Both personality and issues will affect who is elected president in 2004. Most agree George W. Bush’s personality and John Kerry’s issues are most appealing. Both are focused on getting votes — however, there may actually be something more fundamental.
What may actually be central in this campaign is the foundation upon which our democracy, the candidates’ personalities and all the issues rest — the vote.
After the election debacle of 2000, most Americans thought Congress had basically fixed our voting system when it passed the Help America Vote Act (HAVA) and provided over $2 billion to implement it. Now it appears the 2004 election may be worse than 2000.
The president gave various reasons for going to war in Afghanistan and occupying Iraq, but now he says it was to establish democracy. An election of sorts was held in Afghanistan and one in Iraq is scheduled for January. Yet it is turning out that our own democracy and its voting mechanisms may again become the central issue in the campaign.
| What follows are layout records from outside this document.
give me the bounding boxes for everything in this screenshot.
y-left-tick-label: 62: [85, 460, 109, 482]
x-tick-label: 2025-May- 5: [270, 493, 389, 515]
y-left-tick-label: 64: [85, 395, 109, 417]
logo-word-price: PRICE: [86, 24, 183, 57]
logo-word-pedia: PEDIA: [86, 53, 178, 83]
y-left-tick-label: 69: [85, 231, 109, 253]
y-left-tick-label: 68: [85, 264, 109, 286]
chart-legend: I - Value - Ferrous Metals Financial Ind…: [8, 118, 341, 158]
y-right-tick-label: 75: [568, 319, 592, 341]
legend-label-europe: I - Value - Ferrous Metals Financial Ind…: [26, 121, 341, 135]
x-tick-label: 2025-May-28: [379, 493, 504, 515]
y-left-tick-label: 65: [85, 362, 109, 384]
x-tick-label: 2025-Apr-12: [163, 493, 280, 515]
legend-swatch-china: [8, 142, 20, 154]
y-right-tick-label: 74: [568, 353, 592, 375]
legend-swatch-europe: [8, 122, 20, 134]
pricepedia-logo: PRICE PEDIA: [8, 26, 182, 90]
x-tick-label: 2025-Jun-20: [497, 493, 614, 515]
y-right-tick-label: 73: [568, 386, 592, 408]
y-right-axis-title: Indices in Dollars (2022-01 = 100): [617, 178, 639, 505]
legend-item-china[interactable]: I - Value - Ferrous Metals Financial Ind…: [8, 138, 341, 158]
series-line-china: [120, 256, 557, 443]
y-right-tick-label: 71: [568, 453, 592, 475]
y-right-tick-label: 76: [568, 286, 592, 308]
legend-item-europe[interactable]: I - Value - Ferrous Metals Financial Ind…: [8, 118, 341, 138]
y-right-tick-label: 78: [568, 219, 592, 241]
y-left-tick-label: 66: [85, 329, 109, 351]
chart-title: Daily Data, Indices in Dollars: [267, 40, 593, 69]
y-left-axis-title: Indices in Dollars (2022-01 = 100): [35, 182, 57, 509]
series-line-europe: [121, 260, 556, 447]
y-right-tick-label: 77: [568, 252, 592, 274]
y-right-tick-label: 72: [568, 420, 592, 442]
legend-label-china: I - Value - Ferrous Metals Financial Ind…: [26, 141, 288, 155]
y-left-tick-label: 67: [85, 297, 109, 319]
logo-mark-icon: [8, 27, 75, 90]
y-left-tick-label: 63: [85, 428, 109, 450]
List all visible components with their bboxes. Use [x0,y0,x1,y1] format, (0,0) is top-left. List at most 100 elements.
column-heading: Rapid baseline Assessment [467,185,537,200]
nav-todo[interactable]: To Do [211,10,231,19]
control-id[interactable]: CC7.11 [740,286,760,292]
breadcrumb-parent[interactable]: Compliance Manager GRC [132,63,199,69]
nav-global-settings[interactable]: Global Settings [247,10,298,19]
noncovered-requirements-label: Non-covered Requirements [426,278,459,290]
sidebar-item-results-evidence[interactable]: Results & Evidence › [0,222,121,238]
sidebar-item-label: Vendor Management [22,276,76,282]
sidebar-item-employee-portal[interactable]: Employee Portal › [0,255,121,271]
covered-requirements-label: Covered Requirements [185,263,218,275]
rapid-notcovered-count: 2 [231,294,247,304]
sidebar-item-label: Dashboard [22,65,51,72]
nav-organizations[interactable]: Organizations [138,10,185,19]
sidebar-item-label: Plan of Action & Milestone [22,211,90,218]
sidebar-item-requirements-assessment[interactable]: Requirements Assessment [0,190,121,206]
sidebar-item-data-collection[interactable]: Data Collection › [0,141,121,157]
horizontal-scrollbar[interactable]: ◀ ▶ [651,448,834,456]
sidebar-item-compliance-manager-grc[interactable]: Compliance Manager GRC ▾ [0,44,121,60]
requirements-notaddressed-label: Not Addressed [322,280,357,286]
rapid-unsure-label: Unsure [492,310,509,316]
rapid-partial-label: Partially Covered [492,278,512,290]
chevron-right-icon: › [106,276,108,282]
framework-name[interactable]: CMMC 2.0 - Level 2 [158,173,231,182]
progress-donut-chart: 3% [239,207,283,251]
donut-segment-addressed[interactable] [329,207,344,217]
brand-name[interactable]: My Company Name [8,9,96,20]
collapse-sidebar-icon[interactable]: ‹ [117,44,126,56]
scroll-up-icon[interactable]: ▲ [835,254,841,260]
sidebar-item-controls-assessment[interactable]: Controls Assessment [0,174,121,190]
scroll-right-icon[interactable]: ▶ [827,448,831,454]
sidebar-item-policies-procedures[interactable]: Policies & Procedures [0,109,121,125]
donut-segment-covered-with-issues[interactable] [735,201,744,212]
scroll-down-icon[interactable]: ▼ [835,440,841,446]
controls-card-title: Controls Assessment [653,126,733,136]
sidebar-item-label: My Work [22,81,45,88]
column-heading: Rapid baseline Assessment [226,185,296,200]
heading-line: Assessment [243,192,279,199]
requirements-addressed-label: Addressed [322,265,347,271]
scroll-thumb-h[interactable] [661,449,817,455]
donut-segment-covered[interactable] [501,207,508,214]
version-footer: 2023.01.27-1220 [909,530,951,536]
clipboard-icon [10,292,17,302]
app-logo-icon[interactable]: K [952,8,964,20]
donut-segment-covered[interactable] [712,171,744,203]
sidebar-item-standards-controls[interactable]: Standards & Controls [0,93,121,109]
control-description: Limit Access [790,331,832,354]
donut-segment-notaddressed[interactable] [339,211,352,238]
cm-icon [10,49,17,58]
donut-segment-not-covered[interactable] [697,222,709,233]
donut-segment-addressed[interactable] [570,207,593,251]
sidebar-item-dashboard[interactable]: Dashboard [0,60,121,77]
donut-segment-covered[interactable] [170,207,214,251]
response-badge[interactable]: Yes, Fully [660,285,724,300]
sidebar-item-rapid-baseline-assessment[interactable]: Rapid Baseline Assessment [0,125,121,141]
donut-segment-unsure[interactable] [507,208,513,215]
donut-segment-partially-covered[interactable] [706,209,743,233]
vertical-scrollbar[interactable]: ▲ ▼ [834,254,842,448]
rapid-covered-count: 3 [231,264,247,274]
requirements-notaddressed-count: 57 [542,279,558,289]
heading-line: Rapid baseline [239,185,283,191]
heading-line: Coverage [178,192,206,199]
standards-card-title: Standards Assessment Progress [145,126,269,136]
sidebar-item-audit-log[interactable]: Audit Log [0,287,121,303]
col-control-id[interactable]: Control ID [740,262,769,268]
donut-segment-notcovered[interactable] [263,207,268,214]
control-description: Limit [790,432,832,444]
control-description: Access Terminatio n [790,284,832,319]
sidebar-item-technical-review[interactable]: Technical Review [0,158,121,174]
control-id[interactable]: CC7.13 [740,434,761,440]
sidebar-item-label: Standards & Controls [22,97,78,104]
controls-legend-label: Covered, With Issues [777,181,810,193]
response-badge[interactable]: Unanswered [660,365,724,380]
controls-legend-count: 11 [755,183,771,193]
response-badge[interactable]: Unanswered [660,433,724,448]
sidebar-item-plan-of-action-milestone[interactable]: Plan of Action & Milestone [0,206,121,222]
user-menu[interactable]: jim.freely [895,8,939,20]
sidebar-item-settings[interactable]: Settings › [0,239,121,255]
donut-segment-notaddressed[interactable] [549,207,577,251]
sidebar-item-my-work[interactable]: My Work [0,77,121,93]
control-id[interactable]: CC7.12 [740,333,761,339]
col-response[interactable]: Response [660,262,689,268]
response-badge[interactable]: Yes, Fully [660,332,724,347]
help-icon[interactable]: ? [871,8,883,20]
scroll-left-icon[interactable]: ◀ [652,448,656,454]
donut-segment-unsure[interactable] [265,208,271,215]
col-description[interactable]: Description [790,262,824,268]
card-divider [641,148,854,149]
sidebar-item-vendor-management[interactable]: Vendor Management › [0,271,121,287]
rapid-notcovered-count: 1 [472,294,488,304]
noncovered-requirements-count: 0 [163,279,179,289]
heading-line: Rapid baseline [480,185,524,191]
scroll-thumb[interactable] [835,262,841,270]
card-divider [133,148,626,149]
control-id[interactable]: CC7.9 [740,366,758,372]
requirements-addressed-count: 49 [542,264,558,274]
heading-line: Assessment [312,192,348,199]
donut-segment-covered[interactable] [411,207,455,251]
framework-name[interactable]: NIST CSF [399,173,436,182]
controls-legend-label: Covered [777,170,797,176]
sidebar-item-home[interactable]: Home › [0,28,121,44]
Many questions continue to surface. Will everyone entitled to vote actually be able to vote? Will all voters who cast legal votes have their votes counted accurately? Are the new electronic voting machines reliable or will they be manipulated? If a machine’s results are suspicious can they be verified through a paper trail? Have legitimate new voters been disenfranchised by partisan election officials using technicalities to knock them off of the voter rolls? Will polling places be moved or closed at the last minute with little or no notice? Will the worst and most unreliable voting machines (punch card) disproportionately end up in minority communities as happened in Chicago, Florida and elsewhere in 2000?
We now know punch card voting machines are the least reliable, but skepticism over electronic voting has led many states to keep them in place. For example, in the critical swing state of Ohio, according to a Century Foundation study, only four of 31 Ohio counties that were eligible to replace punch-card machines are actually doing so. Nationally, 32 million voters “including many in key battleground states still live in jurisdictions that will use punch card ballots,” likely meaning “far fewer African American votes will count relative to uncounted votes by white citizens.”
Will harassment play a role? Local election officials threatened to discount students who registered and planned to vote from their campus at Texas’ Prairie View A & M until a judge stopped them. Will election officials in other college towns have other tricks up their sleeve? Will “Ballot Security” and “Ballot Integrity” bullies attempt to suppress the vote in minority communities, especially in the African American community, which has been documented as having happened on a regular basis?
Will the Defense Department — which is responsible for members of the military and American civilians voting from abroad, approximately 6 million voters in all — have an efficient and fair system of voting? There are some indications it won’t. Military people who it is felt are more pro-Bush are being asked to fax their “secret” ballot to the Defense Department to be passed on to their local election board, while civilian Americans thought to be more pro-Kerry have had difficulty getting their ballots on time.
Just as Florida’s election officials engaged in some hanky panky with respect to alleged ex-felons in 2000, it was tried again in 2004 with only press exposure stopping them. Will the erroneous denial of so-called ex-felons’ right to vote in 2000 turn out to be another embarrassment in 2004?
Finally, after 100 million-plus popular votes will the presidency again be decided by one vote by a Supreme Court justice? It is almost certain with all of these shenanigans, questions and administrative fallacies that if the election is close, allegations of wrongdoing will surface and there will be dozens of lawsuits seeking to change the election results.
A recent New York Times editorial stated, “In a well-run democracy, the government would be running elections of … unquestioned integrity. ... But the mechanics of American democracy are deeply flawed, and Congress, state governments and local elections officials have been unwilling to do what is necessary to fix them. If this election is going to be a fair and honest one, concerned citizens will have to do their part to ensure that every vote counts.” In other words, Americans are left to monitor their government-administered democracy with voluntary oversight!
Congress may or may not be willing to fix our flawed system. The reality is Congress is unable to fix it. Why? Because we have a “states’ rights” voting system and Congress has no power to fix it. Unlike free speech, assembly and religion, there is no individual right to vote in the Constitution — the main lesson of Bush v. Gore! And the Constitution has not authorized Congress to fix it! Only by adding an affirmative individual right to vote to the Constitution, and assigning Congress the power, can Congress design and implement a unitary voting system that provides every American an equal opportunity to vote and assures them that every vote will be counted accurately.
Rep. Jesse Jackson Jr. represents Illinois’ Second Congressional District.